Opening with the adventurous "Qbafrica" which fuses an avant-garde approach to Afro-Cuban, Brazilian and African music, Rodriguez pays tribute to the Quincy Jones ideal of a global cultural unity. The syncopated tune percolates with a truly unique world music sound, a myriad of influences brought together in a organic presentation of authenticity. "Cu-bop" is a tune where the talents of Rodriguez take center stage while drawing upon the influence of Bud Powell and the conceptual idea of what bop may have sounded like had Powell been born in Cuba. Shifting harmonics on the fly but with an intense Cuban pop of vitality has "Cu-bop" displaying a keen lyrical swing and an infectious syncopation of melodic development especially with bassist Gaston Joya and Michael Olivera showcasing their ability to play with the type of finesse necessary to bring this trio into a unique melodic hybrid all their own. "Crossing The Border" was written the first week living in the United States and is a reflection of the stress and uncertainty upon taking that gigantic leap of musical faith by coming to America. A driving intensity finds Rodriguez in a musical happy place somewhere between Thelonious Monk and McCoy Tyner. Odd meter and the punctuated attack of Rodriguez highlights the emotional side of this non-musical concept playing a dramatic role in his artistic DNA.

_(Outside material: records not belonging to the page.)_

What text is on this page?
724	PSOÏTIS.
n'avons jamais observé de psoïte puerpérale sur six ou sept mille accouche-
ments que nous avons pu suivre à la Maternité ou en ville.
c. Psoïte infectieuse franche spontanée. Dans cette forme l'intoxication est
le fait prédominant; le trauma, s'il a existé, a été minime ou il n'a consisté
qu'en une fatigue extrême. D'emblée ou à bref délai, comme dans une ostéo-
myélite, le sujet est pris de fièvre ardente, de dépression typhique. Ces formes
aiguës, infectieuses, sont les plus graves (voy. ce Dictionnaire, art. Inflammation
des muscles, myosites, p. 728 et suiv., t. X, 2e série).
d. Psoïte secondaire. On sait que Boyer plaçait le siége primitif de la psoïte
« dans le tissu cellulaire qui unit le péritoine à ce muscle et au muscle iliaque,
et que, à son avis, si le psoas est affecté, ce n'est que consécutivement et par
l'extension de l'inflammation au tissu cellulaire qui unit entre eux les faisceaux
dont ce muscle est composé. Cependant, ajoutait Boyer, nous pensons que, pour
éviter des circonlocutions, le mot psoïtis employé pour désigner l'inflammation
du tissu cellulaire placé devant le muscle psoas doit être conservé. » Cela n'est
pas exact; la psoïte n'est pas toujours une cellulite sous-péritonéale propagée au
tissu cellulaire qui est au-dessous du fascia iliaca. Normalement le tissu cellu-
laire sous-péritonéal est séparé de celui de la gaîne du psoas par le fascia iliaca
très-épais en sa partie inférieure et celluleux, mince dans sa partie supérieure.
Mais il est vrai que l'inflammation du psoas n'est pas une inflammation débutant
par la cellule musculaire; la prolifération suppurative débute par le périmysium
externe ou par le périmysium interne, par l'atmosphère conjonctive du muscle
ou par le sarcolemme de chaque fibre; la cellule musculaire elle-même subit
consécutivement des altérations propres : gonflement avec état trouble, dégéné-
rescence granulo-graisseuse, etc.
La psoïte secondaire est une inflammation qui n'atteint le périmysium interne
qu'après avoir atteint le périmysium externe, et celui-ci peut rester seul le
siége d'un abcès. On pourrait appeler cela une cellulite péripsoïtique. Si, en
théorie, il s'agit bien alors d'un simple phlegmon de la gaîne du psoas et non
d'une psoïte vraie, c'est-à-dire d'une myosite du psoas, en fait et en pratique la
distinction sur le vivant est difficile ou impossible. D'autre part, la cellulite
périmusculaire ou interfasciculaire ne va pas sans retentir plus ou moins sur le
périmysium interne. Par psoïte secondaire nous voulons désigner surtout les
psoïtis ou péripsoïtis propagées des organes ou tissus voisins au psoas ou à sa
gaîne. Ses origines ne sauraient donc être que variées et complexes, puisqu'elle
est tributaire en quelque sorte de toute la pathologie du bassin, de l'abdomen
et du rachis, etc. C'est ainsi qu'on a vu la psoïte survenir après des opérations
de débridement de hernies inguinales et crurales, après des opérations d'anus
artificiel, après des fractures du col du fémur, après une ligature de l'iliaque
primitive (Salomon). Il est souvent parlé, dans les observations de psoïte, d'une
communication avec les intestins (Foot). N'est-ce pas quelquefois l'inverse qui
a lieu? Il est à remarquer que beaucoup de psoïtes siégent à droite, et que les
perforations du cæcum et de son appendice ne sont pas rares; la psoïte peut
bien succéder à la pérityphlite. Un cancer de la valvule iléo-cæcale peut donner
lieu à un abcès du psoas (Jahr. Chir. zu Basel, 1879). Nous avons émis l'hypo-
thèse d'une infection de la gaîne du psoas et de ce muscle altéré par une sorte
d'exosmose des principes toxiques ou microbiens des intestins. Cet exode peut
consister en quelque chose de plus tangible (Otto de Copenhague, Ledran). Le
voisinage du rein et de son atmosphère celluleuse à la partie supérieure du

The virtuoso talent of Rodriguez is literally off the charts. At certain points there is a distinct feel of a piano duet performed on solo piano. There is an incredibly organic quality to Sounds Of Space which is maintained consistently despite a marvelous textured appeal of melody and lyrical development.
Artistically gifted and a technical wizard finds Alfredo Rodriguez as the future of modern jazz whose musical stock is an arrow pointing straight up. Being a critic is far more than taking a critical approach, it is about being a jazz advocate. Look under every possible rock and you would be hard pressed to find fault in this virtually flawless recording.
5 Stars. A stellar performance.
Tracks: Qbafrica; Sueno De Paseo; Silence; Cu-Bop; April; Oxygen; Sounds Of Silence; Crossing The Border; ...Y Bailaria La Negra ( A Ernesto Lecuona); Transculturation; Fog.
Personnel: Alfredo Rodriguez: piano, melodica (1); Gaston Joya: bass (2,3,4,7,9,10,11); Peter Slavov: bass (1,6); Michael Olivera: drums, percussion (2,3,4,7,9,10,11); Francisco Mela: drums (1,6); Ernesto Vega: clarinet (7), bass clarinet (7), soprano saxophone (2,3,9,10); Santa Cecila Quartet: flute, oboe, french horn, bassoon (11).